Chèvres 8 mai 2023

Une croissance à contrôler pour éviter que l’histoire ne se répète

DRUMMONDVILLE – Pour éviter la déconfiture des années 2000 qui a suivi une importante période de croissance de la production, les éleveurs laitiers caprins se doteront d’un règlement de contingent et d’un comité qui permettront de structurer la croissance en arrimant l’offre et la demande. 
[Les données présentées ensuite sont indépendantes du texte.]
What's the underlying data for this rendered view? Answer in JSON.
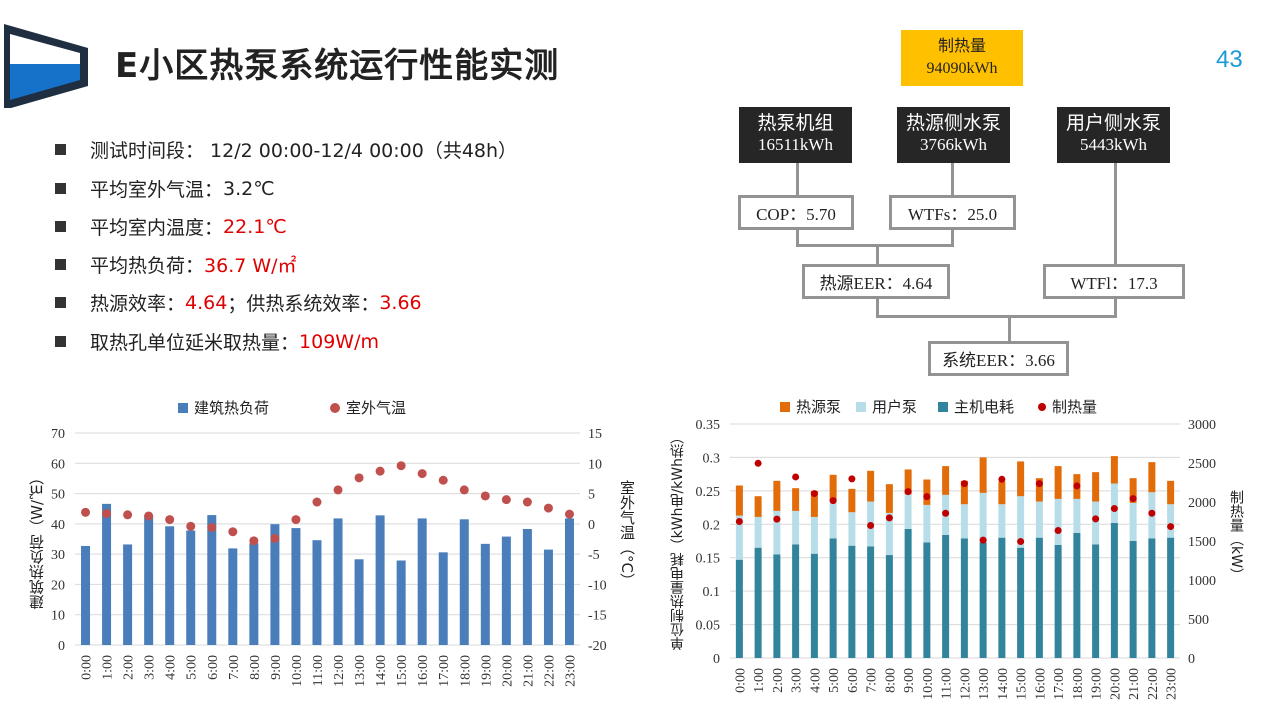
{
  "header": {
    "title": "E小区热泵系统运行性能实测",
    "page_number": "43"
  },
  "bullets": [
    {
      "label": "测试时间段： 12/2 00:00-12/4  00:00（共48h）",
      "value": ""
    },
    {
      "label": "平均室外气温：",
      "value": "3.2℃"
    },
    {
      "label": "平均室内温度：",
      "value": "22.1℃"
    },
    {
      "label": "平均热负荷：",
      "value": "36.7  W/㎡"
    },
    {
      "label": "热源效率：",
      "value": "4.64",
      "label2": "；供热系统效率：",
      "value2": "3.66"
    },
    {
      "label": "取热孔单位延米取热量：",
      "value": "109W/m"
    }
  ],
  "diagram": {
    "heat_output": {
      "label": "制热量",
      "value": "94090kWh"
    },
    "heat_pump": {
      "label": "热泵机组",
      "value": "16511kWh"
    },
    "source_pump": {
      "label": "热源侧水泵",
      "value": "3766kWh"
    },
    "user_pump": {
      "label": "用户侧水泵",
      "value": "5443kWh"
    },
    "cop": "COP：5.70",
    "wtfs": "WTFs：25.0",
    "source_eer": "热源EER：4.64",
    "wtfl": "WTFl：17.3",
    "system_eer": "系统EER：3.66"
  },
  "colors": {
    "bar_blue": "#4a7ebb",
    "temp_red": "#c0504d",
    "source_pump": "#e36c0a",
    "user_pump": "#b7dde8",
    "main": "#31849b",
    "heat_dot": "#c00000",
    "accent": "#ffc000"
  },
  "chart_data": [
    {
      "type": "bar",
      "title": "",
      "legend": [
        "建筑热负荷",
        "室外气温"
      ],
      "legend_position": "top",
      "categories": [
        "0:00",
        "1:00",
        "2:00",
        "3:00",
        "4:00",
        "5:00",
        "6:00",
        "7:00",
        "8:00",
        "9:00",
        "10:00",
        "11:00",
        "12:00",
        "13:00",
        "14:00",
        "15:00",
        "16:00",
        "17:00",
        "18:00",
        "19:00",
        "20:00",
        "21:00",
        "22:00",
        "23:00"
      ],
      "series": [
        {
          "name": "建筑热负荷",
          "type": "bar",
          "axis": "left",
          "values": [
            32.7,
            46.6,
            33.2,
            42.8,
            39.2,
            37.8,
            42.9,
            31.9,
            33.6,
            39.9,
            38.6,
            34.6,
            41.8,
            28.3,
            42.8,
            27.9,
            41.8,
            30.6,
            41.5,
            33.4,
            35.8,
            38.3,
            31.5,
            41.8
          ]
        },
        {
          "name": "室外气温",
          "type": "scatter",
          "axis": "right",
          "values": [
            1.9,
            1.7,
            1.5,
            1.3,
            0.7,
            -0.4,
            -0.6,
            -1.3,
            -2.8,
            -2.4,
            0.7,
            3.6,
            5.6,
            7.6,
            8.7,
            9.6,
            8.3,
            7.2,
            5.6,
            4.6,
            4.0,
            3.6,
            2.6,
            1.6
          ]
        }
      ],
      "ylabel": "建筑热负荷（W/㎡）",
      "y2label": "室外气温（°C）",
      "ylim": [
        0,
        70
      ],
      "y2lim": [
        -20,
        15
      ],
      "yticks": [
        "70",
        "60",
        "50",
        "40",
        "30",
        "20",
        "10",
        "0"
      ],
      "y2ticks": [
        "15",
        "10",
        "5",
        "0",
        "-5",
        "-10",
        "-15",
        "-20"
      ],
      "grid": true
    },
    {
      "type": "bar",
      "stacked": true,
      "title": "",
      "legend": [
        "热源泵",
        "用户泵",
        "主机电耗",
        "制热量"
      ],
      "legend_position": "top",
      "categories": [
        "0:00",
        "1:00",
        "2:00",
        "3:00",
        "4:00",
        "5:00",
        "6:00",
        "7:00",
        "8:00",
        "9:00",
        "10:00",
        "11:00",
        "12:00",
        "13:00",
        "14:00",
        "15:00",
        "16:00",
        "17:00",
        "18:00",
        "19:00",
        "20:00",
        "21:00",
        "22:00",
        "23:00"
      ],
      "series": [
        {
          "name": "主机电耗",
          "values": [
            0.147,
            0.165,
            0.155,
            0.17,
            0.156,
            0.179,
            0.168,
            0.167,
            0.154,
            0.193,
            0.173,
            0.184,
            0.179,
            0.173,
            0.18,
            0.165,
            0.18,
            0.169,
            0.187,
            0.17,
            0.202,
            0.175,
            0.179,
            0.18
          ]
        },
        {
          "name": "用户泵",
          "values": [
            0.066,
            0.046,
            0.065,
            0.05,
            0.055,
            0.056,
            0.05,
            0.067,
            0.063,
            0.052,
            0.056,
            0.06,
            0.051,
            0.074,
            0.05,
            0.077,
            0.054,
            0.069,
            0.051,
            0.064,
            0.059,
            0.057,
            0.069,
            0.05
          ]
        },
        {
          "name": "热源泵",
          "values": [
            0.045,
            0.031,
            0.045,
            0.034,
            0.039,
            0.039,
            0.035,
            0.046,
            0.043,
            0.037,
            0.038,
            0.043,
            0.035,
            0.053,
            0.034,
            0.052,
            0.035,
            0.049,
            0.037,
            0.044,
            0.041,
            0.037,
            0.045,
            0.035
          ]
        },
        {
          "name": "制热量",
          "type": "scatter",
          "axis": "right",
          "values": [
            1750,
            2496,
            1780,
            2321,
            2108,
            2018,
            2296,
            1699,
            1796,
            2133,
            2069,
            1856,
            2236,
            1511,
            2291,
            1493,
            2236,
            1634,
            2206,
            1784,
            1916,
            2044,
            1856,
            1685
          ]
        }
      ],
      "ylabel": "单位制热量电耗（kWh电/kWh热）",
      "y2label": "制热量（kW）",
      "ylim": [
        0,
        0.35
      ],
      "y2lim": [
        0,
        3000
      ],
      "yticks": [
        "0.35",
        "0.3",
        "0.25",
        "0.2",
        "0.15",
        "0.1",
        "0.05",
        "0"
      ],
      "y2ticks": [
        "3000",
        "2500",
        "2000",
        "1500",
        "1000",
        "500",
        "0"
      ],
      "grid": true
    }
  ]
}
En 2022, les producteurs ont livré 5,9 millions de litres de lait. En 2023, ils prévoient en fournir 10 % de plus, soit un peu plus de 7 millions, pour combler la demande des acheteurs. Ces derniers auraient toutefois de l’appétit pour 8 millions de litres et ont demandé aux éleveurs leurs prévisions de volumes pour 2024 et 2025 en vue d’une croissance. 

Déjà-vu

Au début des années 2000 aussi, la demande était forte pour le lait de chèvre. En Montérégie, l’usine de transformation d’Agropur à Saint-Damase, Damafro, s’était engagée par contrat à prendre les volumes produits et à suivre les producteurs dans leurs plans de croissance. 

Selon la productrice de longue date Fabiola Clair, l’histoire se répète. En assemblée générale annuelle, le 24 avril, elle a fait une comparaison entre le prix obtenu dans la dernière négociation de la convention, en décembre 2022, et la forte augmentation du prix du lait offerte aux producteurs par Damafro il y a 20 ans. « Ça permettait aux producteurs d’avoir un beau portrait à présenter aux institutions financières, et c’est là que ça a commencé à produire en fou », a-t-elle rappelé.

Pour les trois prochaines années, les acheteurs prendront tout le lait disponible, mais moi, j’ai peur que le prix plante à la 4e année si on ne fait rien pour encadrer tout ça.

Fabiola Clair

Cinq producteurs de l’Estrie avaient même démarré des élevages, a mentionné le vice-président sortant des Producteurs de lait de chèvre du Québec (PLCQ), Christian Dubé. « Il y a eu tellement d’engouement, tellement de lait. Il rentrait des chèvres des États-Unis. Ç’a fait un boum de lait. Ç’a été une croissance qui n’a pas été contrôlée et n’a pas été planifiée, ce qui fait qu’à un moment donné, il y a eu trop de lait et il y a eu une coupure de 40 % parce qu’ils n’étaient plus capables d’en prendre », s’est-il remémoré. 

Aucune structure ou règlement ne prévoyait ce cas de figure. À l’époque, la trentaine de producteurs concernés s’est réunie d’urgence et quelqu’un avait proposé de couper les nouveaux qui venaient de démarrer. « Quand rien n’est structuré, il se fait un peu n’importe quoi. Finalement, ça a tellement été rough, le 40 %, que la loi de la nature a fait en sorte que plusieurs ont quitté la production. Il faut éviter de faire une croissance qui est non planifiée pour éviter que ces choses-là arrivent. C’est pour ça qu’on vous demande le pouvoir de contingenter et le pouvoir de donner de l’information pour savoir qui veut démarrer », a indiqué M. Dubé en assemblée. 

Comme dans les productions de lapin et d’agneau lourd, un comité sera créé afin d’analyser les demandes des producteurs qui veulent soit démarrer ou entreprendre une croissance de plus de 10 %. Fabiola Clair a estimé qu’au moins 3 000 nouvelles chèvres entreront en production prochainement dans la province. « Pour les trois prochaines années, les acheteurs prendront tout le lait disponible, mais moi, j’ai peur que le prix plante à la 4e année si on ne fait rien pour encadrer tout ça », a-t-elle dit. 

Depuis trois ans, les éleveurs font parvenir à leur association les volumes qu’ils envisagent de livrer durant la prochaine année. Les PLCQ répartissent ensuite les volumes anticipés entre les acheteurs. Pour légaliser cette pratique aux yeux de la Régie des marchés agricoles et agroalimentaires du Québec, les PLCQ devront la soumettre sous forme de règlement de contingent. Le règlement ne sera pas un système de gestion de l’offre, c’est-à-dire qu’il ne limitera pas la production, mais permettra d’arrimer les besoins entre l’offre et la demande.